Like most of the old Aoshima toolings in the 1/700 waterline series, the kit is a bit crude and also has accuracy issues which are beyond my modest abilities to correct. So, I focused on making the best model of it that I could, using it as an opportunity to practice airbrushing, using photoetch, and all the other stuff I'm not very good at! 

But all in all, I'm pleased with the result. The railings and PE radio masts from Gold Medal Models really add a lot.


----------



## hedorah59 (Nov 24, 2008)

Very nice work, Paul. Your water effects are outstanding! It just blows me away that you are able to use the PE in such a small scale - I'm afraid to even try it even in 1/350! :lol:


----------



## Parts Pit Mike (Jan 3, 2001)

Nice work Paul !!


----------



## iamweasel (Aug 14, 2000)

Really sweet work. I keep planning on getting one of the Japanese carriers and now I think I'll get off my butt and get one finally.


----------



## SJF (Dec 3, 1999)

I love seeing boat models posed in water. Great job!

Sean


----------



## paulhelfrich (May 11, 2009)

iamweasel said:


> Really sweet work. I keep planning on getting one of the Japanese carriers and now I think I'll get off my butt and get one finally.
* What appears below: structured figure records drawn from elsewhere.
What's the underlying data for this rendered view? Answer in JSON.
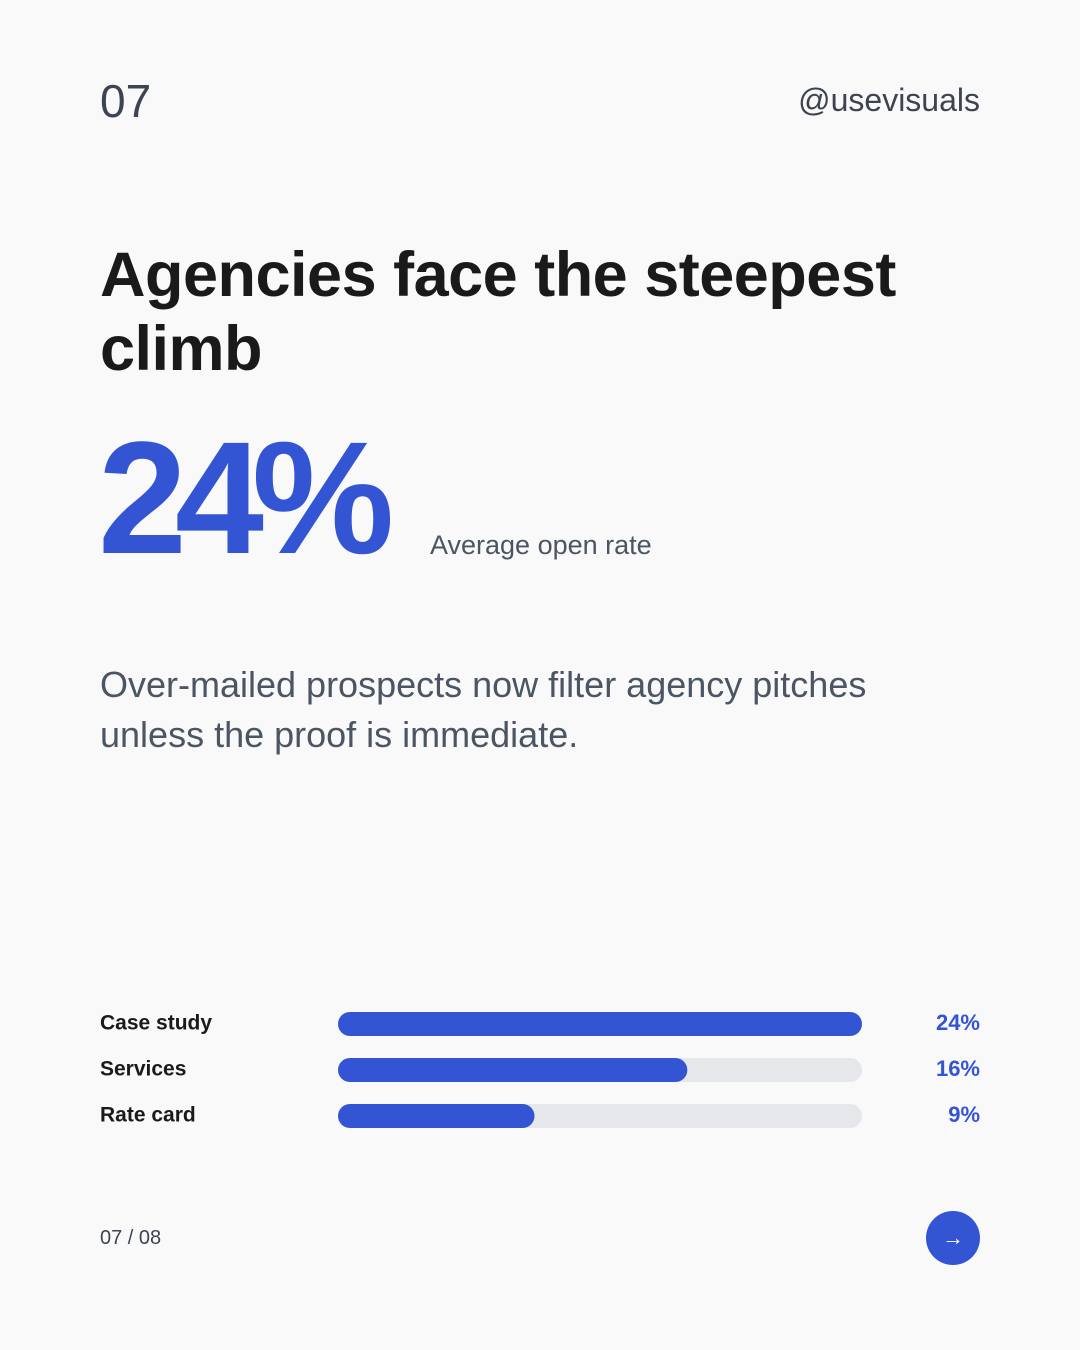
{
  "header": {
    "slide_number": "07",
    "handle": "@usevisuals"
  },
  "title": "Agencies face the steepest climb",
  "stat": {
    "value": "24%",
    "caption": "Average open rate"
  },
  "body": "Over-mailed prospects now filter agency pitches unless the proof is immediate.",
  "chart_data": {
    "type": "bar",
    "orientation": "horizontal",
    "categories": [
      "Case study",
      "Services",
      "Rate card"
    ],
    "values": [
      24,
      16,
      9
    ],
    "value_labels": [
      "24%",
      "16%",
      "9%"
    ],
    "color": "#3355d4",
    "track_color": "#e5e7eb"
  },
  "footer": {
    "pagination": "07 / 08",
    "next": "→"
  }
}
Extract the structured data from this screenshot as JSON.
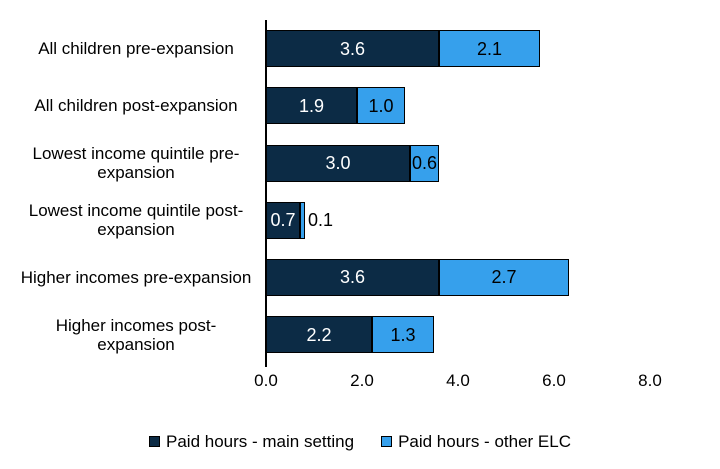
{
  "chart_data": {
    "type": "bar",
    "orientation": "horizontal-stacked",
    "title": "",
    "xlabel": "",
    "ylabel": "",
    "grid": "off",
    "legend_position": "bottom",
    "categories": [
      "All children pre-expansion",
      "All children post-expansion",
      "Lowest income quintile pre-\nexpansion",
      "Lowest income quintile post-\nexpansion",
      "Higher incomes pre-expansion",
      "Higher incomes post-\nexpansion"
    ],
    "series": [
      {
        "name": "Paid hours - main setting",
        "color": "#0C2B45",
        "label_color": "#FFFFFF",
        "values": [
          3.6,
          1.9,
          3.0,
          0.7,
          3.6,
          2.2
        ]
      },
      {
        "name": "Paid hours - other ELC",
        "color": "#36A0EC",
        "label_color": "#000000",
        "values": [
          2.1,
          1.0,
          0.6,
          0.1,
          2.7,
          1.3
        ]
      }
    ],
    "xlim": [
      0,
      8
    ],
    "x_ticks": [
      "0.0",
      "2.0",
      "4.0",
      "6.0",
      "8.0"
    ]
  },
  "colors": {
    "bar_border": "#000000",
    "axis": "#000000",
    "text": "#000000",
    "background": "#FFFFFF"
  }
}
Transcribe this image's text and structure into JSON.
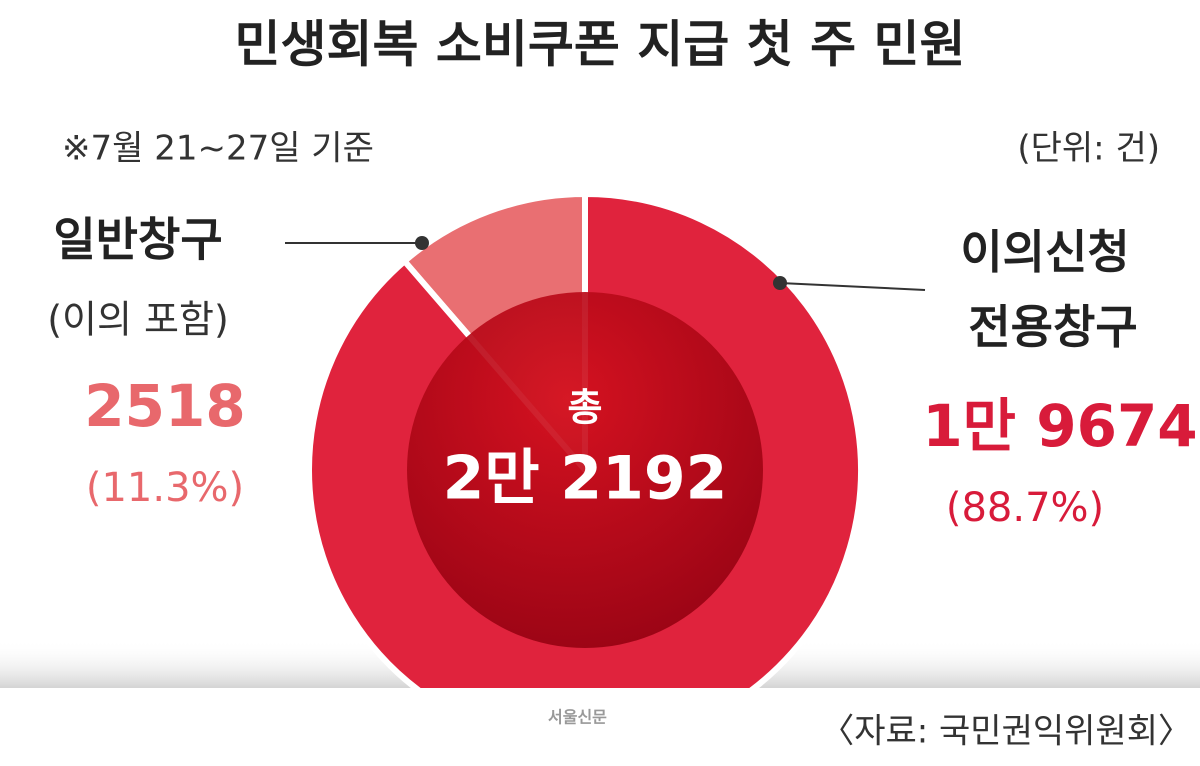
{
  "chart_data": {
    "type": "pie",
    "title": "민생회복 소비쿠폰 지급 첫 주 민원",
    "subtitle": "※7월 21~27일 기준",
    "unit": "(단위: 건)",
    "categories": [
      "일반창구",
      "이의신청 전용창구"
    ],
    "category_note": "(이의 포함)",
    "values": [
      2518,
      19674
    ],
    "value_labels": [
      "2518",
      "1만 9674"
    ],
    "percent_labels": [
      "(11.3%)",
      "(88.7%)"
    ],
    "colors": [
      "#e96f72",
      "#e0233d"
    ],
    "label_colors": [
      "#e8686c",
      "#d81b3a"
    ],
    "total_title": "총",
    "total_label": "2만 2192",
    "logo": "서울신문",
    "source": "〈자료: 국민권익위원회〉"
  }
}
Thanks! The 1/700 Akagi by Hasegawa is a really nice one - builds into an impressive model.


----------



## roadrner (Jul 21, 1999)

SJF said:


> I love seeing boat models posed in water. Great job!
> 
> Sean


 
Would have to agree. Love it when they're not in dry dock. 

:thumbsup::thumbsup: rr


----------



## surfsup (Apr 19, 2009)

I love what you have done with an Old Kit like her....Beautiful Job Paul...Cheers Mark:wave:


----------



## ClubTepes (Jul 31, 2002)

BEAUTIFUL work.


----------



## WarbirdTA (May 21, 2008)

Very nice work.
I like it.

George


----------